The Fast Lane: The leading cause of hyperthyroidism — Graves’ disease — is also known as diffuse toxic goiter. Antibodies called thyroid-stimulating immunoglobulin (TSI) cause sustained stimulation of the thyroid cells and overproduction of thyroid hormones.9 In turn, the pituitary suppresses TSH to a point where it is low or undetectable. The same TSIs also stimulate cell growth, hence, the goiter.

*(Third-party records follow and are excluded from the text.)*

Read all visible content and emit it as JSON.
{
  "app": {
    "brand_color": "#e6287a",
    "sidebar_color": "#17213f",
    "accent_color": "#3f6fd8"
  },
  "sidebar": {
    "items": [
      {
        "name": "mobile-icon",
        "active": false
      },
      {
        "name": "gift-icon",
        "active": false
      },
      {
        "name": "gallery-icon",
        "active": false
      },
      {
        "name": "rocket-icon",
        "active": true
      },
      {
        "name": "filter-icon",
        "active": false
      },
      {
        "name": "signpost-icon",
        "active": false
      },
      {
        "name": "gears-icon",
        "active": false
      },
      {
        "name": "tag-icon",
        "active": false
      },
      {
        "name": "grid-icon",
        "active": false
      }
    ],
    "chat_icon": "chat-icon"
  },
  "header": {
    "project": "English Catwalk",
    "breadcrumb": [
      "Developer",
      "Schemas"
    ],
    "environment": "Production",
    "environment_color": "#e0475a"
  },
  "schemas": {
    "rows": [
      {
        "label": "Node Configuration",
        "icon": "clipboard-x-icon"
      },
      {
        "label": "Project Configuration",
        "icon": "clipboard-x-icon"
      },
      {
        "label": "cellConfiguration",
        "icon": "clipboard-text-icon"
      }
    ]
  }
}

Overt signs and symptoms of Graves’ disease may include nervousness, irritability, tremors of the hands, insomnia, tachycardia, cardiac dysrhythmia, weight loss (despite increased appetite), muscle weakness, increased sweating, heat intolerance, increased peristalsis, and lighter menstrual periods. Patients may have a goiter, as well as exophthalmos (protruding eyeballs), which can lead to mild to severe visual problems. On the other hand, signs and symptoms may be subtle or nonexistent, putting those not appropriately diagnosed at risk of complications ranging from osteoporosis to heart disease.10 According to the literature, women who receive treatment for subclinical hyperthyroidism experience improvement in skeletal muscle strength and bone mineral mass.11

John walked his Labrador retriever, Jake, each morning in the local park. One cold windy morning as they were jogging around the park, John felt out of breath with a strange tightness in his chest. He felt so fatigued, he wanted to lie down. He sat on the grass, while his dog sat beside him and licked his face and barked. Another jogger stopped and talked briefly to John and then called an ambulance on his cell phone. John was taken to a local hospital and diagnosed with atrial fibrillation.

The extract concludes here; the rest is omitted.